Frequently Asked Questions About Genetic Testing
What are genes?
Genes are individual units of inheritance made of DNA. We all have two copies of each gene; we inherit one copy from each of our parents and pass one copy on to each child. The exact DNA sequence of a gene is a code with instructions to make a functioning protein (like a recipe). Changes to the DNA code can cause the gene not to work and stop its protein from being made.
What is genetic testing?
Genetic testing is a process that looks for alterations in a person's genes. Alterations in certain genes may lead to an increased risk of cancer. Therefore, genetic testing results may be helpful in tailoring cancer screening recommendations.
Genetic testing involves sending a blood sample to a specialized lab for analysis. Results are returned to the ordering physician and genetic counselor, who then discloses them to the patient and arranges appropriate follow-up care.

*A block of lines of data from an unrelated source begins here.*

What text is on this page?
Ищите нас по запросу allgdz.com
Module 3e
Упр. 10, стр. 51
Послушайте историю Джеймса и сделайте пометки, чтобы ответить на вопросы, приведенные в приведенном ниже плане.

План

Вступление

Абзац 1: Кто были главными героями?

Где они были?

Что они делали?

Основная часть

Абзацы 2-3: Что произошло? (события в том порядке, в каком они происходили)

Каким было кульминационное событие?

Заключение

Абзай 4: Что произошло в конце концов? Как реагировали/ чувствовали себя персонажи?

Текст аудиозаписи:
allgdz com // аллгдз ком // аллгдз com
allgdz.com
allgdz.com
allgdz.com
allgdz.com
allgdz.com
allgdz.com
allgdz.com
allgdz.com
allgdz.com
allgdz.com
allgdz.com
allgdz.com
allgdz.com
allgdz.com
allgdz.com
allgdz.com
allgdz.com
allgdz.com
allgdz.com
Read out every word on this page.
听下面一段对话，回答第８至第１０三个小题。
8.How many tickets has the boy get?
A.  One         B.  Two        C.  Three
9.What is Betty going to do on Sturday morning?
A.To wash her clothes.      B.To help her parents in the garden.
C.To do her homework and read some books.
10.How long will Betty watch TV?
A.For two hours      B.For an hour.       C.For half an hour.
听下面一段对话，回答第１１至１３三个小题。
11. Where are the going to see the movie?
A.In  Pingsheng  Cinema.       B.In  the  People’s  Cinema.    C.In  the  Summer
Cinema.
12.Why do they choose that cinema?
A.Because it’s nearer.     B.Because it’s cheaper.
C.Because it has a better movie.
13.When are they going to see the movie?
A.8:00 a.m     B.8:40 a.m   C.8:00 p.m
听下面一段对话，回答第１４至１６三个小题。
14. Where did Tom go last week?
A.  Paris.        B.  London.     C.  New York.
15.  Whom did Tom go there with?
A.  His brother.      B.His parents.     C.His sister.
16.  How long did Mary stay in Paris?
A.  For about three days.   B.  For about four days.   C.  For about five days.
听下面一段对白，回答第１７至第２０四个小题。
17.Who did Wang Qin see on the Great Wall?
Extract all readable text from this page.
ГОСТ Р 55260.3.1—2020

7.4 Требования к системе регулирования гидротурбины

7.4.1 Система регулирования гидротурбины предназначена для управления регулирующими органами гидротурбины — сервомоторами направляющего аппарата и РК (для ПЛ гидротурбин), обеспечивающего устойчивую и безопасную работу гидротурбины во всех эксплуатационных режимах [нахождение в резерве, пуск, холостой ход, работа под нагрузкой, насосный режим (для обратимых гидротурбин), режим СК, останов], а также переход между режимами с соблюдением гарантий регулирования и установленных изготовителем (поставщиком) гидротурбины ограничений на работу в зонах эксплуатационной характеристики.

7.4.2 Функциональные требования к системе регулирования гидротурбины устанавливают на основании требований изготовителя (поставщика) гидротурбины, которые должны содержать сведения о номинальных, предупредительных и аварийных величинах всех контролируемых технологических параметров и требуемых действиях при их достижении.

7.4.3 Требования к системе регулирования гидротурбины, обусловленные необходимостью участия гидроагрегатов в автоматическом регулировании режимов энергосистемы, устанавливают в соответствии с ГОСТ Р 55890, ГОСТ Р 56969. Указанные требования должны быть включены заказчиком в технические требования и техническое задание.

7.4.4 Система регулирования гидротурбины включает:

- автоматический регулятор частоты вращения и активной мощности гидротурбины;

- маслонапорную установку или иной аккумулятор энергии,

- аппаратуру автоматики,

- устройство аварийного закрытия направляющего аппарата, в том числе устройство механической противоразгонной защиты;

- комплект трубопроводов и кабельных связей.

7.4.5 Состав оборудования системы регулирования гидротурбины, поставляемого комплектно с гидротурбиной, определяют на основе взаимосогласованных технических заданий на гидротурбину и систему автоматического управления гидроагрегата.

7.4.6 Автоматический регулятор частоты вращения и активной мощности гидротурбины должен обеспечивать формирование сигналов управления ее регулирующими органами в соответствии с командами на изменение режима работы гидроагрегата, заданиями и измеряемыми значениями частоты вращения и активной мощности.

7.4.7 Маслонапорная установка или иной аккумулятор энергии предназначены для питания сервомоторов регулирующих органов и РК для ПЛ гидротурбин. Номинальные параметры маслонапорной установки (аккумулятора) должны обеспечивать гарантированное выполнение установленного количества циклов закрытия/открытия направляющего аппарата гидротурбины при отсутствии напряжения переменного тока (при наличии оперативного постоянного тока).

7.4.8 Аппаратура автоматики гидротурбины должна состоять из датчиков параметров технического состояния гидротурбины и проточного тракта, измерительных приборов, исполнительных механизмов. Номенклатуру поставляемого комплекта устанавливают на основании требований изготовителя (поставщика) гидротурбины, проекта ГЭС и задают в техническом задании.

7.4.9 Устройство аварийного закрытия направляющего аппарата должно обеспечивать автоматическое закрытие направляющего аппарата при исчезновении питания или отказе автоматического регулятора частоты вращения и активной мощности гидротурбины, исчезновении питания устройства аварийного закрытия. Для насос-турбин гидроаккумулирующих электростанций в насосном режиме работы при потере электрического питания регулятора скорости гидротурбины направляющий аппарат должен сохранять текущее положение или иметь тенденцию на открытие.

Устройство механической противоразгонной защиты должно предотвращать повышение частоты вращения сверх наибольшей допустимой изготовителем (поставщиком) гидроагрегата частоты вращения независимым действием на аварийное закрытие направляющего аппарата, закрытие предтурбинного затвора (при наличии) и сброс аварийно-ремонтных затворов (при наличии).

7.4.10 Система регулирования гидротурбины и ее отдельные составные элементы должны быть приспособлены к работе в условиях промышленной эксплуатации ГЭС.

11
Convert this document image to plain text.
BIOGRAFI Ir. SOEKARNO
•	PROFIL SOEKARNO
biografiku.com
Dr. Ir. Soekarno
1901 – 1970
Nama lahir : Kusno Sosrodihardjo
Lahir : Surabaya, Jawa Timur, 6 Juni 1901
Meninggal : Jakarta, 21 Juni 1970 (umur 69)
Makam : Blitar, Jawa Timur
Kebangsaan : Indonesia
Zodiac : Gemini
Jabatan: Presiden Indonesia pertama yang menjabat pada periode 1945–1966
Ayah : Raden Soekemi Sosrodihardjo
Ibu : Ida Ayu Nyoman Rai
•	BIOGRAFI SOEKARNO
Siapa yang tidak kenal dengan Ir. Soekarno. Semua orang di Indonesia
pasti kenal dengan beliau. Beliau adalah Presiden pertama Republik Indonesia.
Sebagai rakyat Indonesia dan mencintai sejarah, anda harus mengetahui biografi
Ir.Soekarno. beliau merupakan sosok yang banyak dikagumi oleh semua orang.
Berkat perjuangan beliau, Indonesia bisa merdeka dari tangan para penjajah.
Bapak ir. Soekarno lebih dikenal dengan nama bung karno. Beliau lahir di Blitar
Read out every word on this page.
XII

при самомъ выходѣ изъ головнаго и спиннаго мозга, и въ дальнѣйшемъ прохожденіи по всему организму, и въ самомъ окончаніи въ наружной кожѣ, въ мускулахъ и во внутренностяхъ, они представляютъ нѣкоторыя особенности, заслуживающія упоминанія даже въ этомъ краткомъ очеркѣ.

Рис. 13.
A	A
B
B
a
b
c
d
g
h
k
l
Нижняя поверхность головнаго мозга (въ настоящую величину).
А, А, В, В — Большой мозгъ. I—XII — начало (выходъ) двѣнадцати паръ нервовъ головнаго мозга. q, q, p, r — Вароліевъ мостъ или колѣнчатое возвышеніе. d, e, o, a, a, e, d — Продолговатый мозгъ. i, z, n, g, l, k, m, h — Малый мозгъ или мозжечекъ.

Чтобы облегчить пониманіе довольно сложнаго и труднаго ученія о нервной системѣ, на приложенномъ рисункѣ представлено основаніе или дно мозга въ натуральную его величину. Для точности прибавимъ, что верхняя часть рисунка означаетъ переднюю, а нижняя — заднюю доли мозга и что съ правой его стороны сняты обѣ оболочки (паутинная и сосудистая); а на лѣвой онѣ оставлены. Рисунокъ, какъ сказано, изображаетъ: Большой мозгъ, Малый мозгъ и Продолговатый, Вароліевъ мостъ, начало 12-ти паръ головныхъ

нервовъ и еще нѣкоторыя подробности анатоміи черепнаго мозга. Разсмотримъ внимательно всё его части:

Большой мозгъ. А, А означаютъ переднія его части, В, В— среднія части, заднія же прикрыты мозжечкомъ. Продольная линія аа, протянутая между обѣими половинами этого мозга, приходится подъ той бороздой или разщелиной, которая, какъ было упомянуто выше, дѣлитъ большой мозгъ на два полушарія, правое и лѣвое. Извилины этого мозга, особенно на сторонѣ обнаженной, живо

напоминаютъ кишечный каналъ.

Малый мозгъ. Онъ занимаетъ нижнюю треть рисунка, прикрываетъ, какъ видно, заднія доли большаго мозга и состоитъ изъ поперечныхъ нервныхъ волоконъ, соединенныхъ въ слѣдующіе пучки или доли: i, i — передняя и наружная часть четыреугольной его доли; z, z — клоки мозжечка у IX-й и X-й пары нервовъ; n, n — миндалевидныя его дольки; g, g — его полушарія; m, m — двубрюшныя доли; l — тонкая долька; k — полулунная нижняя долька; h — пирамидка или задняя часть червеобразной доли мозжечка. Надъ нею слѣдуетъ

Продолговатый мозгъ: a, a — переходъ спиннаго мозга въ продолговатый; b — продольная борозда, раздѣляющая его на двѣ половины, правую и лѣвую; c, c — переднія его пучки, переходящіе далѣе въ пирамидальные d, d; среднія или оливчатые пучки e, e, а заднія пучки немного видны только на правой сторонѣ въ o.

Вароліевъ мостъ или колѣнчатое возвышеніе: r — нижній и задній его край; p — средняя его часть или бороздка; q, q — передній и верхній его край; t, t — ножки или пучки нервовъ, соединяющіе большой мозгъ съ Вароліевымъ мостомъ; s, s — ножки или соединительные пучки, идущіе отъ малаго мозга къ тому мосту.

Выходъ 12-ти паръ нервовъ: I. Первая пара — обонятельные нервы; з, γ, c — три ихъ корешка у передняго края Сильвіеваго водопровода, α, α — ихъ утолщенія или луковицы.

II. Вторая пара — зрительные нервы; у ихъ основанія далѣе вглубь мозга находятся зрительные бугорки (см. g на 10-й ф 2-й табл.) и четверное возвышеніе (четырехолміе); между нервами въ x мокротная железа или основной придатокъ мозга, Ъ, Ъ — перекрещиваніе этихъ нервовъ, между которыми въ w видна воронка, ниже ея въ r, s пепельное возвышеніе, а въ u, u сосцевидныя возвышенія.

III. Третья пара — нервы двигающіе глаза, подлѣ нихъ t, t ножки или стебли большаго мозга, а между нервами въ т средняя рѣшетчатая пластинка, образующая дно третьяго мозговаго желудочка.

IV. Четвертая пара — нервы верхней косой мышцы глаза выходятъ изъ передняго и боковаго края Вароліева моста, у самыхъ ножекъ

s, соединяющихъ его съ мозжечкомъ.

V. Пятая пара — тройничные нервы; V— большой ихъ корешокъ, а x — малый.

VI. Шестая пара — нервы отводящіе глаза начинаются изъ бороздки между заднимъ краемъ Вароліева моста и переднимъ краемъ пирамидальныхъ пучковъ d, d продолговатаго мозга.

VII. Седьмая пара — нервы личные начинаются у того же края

Who is a genetic counselor?
Genetic counselors are trained licensed professionals who have earned a Master's degree in genetic counseling from an accredited program. Cancer genetic counselors specifically counsel patients about inherited cancer syndromes, the chance they might carry a gene in a form that confers increased risk of specific inherited cancer syndromes, the mechanics of genetic testing, the patient's chance of having an inherited susceptibility to cancer, and the implications of being found to carry or not carry a genetic risk for cancer.
The role of a genetic counselor is to assist individuals and families in understanding genetic disorders. Genetic counselors:
- Gather a three-generation family history
- Obtain informed consent for genetic testing when appropriate
- Discuss options for risk management and family planning
- Provide, or refer individuals for, psychosocial support as needed
Genetic counselors often help to interpret confusing or uncertain test results, and also educate patients and providers on new testing options. For this reason, genetic counselors may maintain contact with patients over time.
What should I expect from meeting with a genetic counselor?
During the visit, your genetic counselor will take a detailed family history in order to evaluate the likelihood that you could have an inherited predisposition to cancer. Features of a family history that suggest a hereditary susceptibility include:
- Cancer diagnosed at young ages
- Cancers spanning several generations in a family
- Individuals with multiple cancer primaries (original sites, where cancer first starts to grow)
The genetic counselor may then discuss the option of testing and will explain the relevant gene(s) and associated syndrome in terms of cancer risks and medical management issues. Common concerns of genetic testing, including issues of insurance discrimination and confidentiality, will be discussed. Possible results of genetic testing, as well as the cost and logistics of testing, insurance coverage, or options if insurance does not cover, will also be reviewed. Your genetic counselor will help to guide you in making the best decisions regarding genetic testing for yourself, as a decision to undergo genetic testing or not is truly a personal decision.
What personal information is needed for my visit?
Information regarding personal and family cancer history – including the specific cancer(s), age(s) at diagnosis or information about pre-cancerous conditions such as colon polyps – and copies of personal or family genetic test results are requested for your visit. Other medical records such as pathology reports, surgical reports, or summary notes) are often useful. Also helpful are prior pathology reports.